Which is why a group of users, all of whom were interested in San Francisco's kink community, decided to get together and drop their anonymity for one evening. And it's also why none of them was quite sure of the ground rules.

This won’t be for everyone. It takes a particular level of reckless bravery to meet up with strangers through an app built solely for the purpose of anonymously sharing secrets. Particularly since those strangers could very well turn out to be your existing real-life friends or acquaintances.

* * * *

Indeed the meeting was a bit of a let down. No one made out, no one brought whips. It was mostly just…. sweetly awkward.

The handful of users who ventured out for the SF Secret kink meetup, wearing pink flowers tucked behind earlobes and in shirt pockets to identify themselves, were far more normal than one might expect from a group of people bonding over a predilection for bondage. The meeting more closely resembled a Tupperware party than a clandestine kinky rendezvous.

After the tension was broken and introductions made, everyone went around the circle and shared why they felt compelled to connect with Secret strangers offline. One woman claimed she couldn’t resist the opportunity for adventure. Another confessed that following a recent breakup she was trying to “ease back into” the kink community.

A third participant -- the sole man of the group -- confided he has trouble finding a romantic partner who shares his kink predilections. “It’s hard to introduce in relationships because it's binary,” he said. “You either call someone a whore or you don’t. It's not like, ‘Oh sorry I read the room wrong.’”

There are signs that Secret gets this and similarly sees it as its path to wider legitimacy. There are rumors that Secret itself has a private chat feature in the works, something that could allow people to connect but still stay anonymous. Others have beat the company to it.

Anonyfish was built in a February weekend by Philip Kaplan, a serial entrepreneur and creator of the infamous dot com bust website “Fucked Company” and later semi-fucked company Blippy. He realized that Secret users were making brand new email accounts just to anonymously message each other.

All over Secret people post their Anonyfish usernames, inviting others to reach out and connect with them through the encrypted service.
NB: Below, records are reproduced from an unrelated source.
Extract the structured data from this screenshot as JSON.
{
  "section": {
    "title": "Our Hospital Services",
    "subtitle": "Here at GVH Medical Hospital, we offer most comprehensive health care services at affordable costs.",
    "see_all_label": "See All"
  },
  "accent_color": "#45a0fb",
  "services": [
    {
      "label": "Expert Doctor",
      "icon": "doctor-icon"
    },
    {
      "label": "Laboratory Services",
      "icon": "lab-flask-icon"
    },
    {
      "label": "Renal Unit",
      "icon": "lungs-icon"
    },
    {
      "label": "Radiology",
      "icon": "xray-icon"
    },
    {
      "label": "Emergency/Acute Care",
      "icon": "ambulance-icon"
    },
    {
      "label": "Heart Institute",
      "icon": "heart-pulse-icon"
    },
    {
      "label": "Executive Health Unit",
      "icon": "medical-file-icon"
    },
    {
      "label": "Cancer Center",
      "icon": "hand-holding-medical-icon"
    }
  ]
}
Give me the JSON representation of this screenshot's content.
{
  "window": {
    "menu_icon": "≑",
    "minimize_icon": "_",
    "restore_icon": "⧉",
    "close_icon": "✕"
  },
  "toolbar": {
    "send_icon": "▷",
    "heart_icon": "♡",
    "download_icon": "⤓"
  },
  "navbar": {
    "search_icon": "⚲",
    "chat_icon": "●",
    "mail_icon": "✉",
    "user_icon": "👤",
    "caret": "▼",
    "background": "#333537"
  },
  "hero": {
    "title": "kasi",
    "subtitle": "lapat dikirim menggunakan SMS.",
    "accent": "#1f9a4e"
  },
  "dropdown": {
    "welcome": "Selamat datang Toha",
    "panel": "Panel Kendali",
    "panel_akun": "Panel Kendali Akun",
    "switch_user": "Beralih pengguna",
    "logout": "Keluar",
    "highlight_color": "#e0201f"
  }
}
A lot of the connections are about sex hookups, but others range from commiserating over broken hearts to talking about cancer diagnoses.

“Anonymous social networks are a great way for people to explore things that they wouldn't otherwise want to announce publicly,” Kaplan says.

Anonyfish has taken off with other anonymous social networks too, like Yik Yak, Whisper, Reddit, and message boards.

If anonymity is going to be more than a pendulum swing, it’s gonna need a twist. And real life may just be it.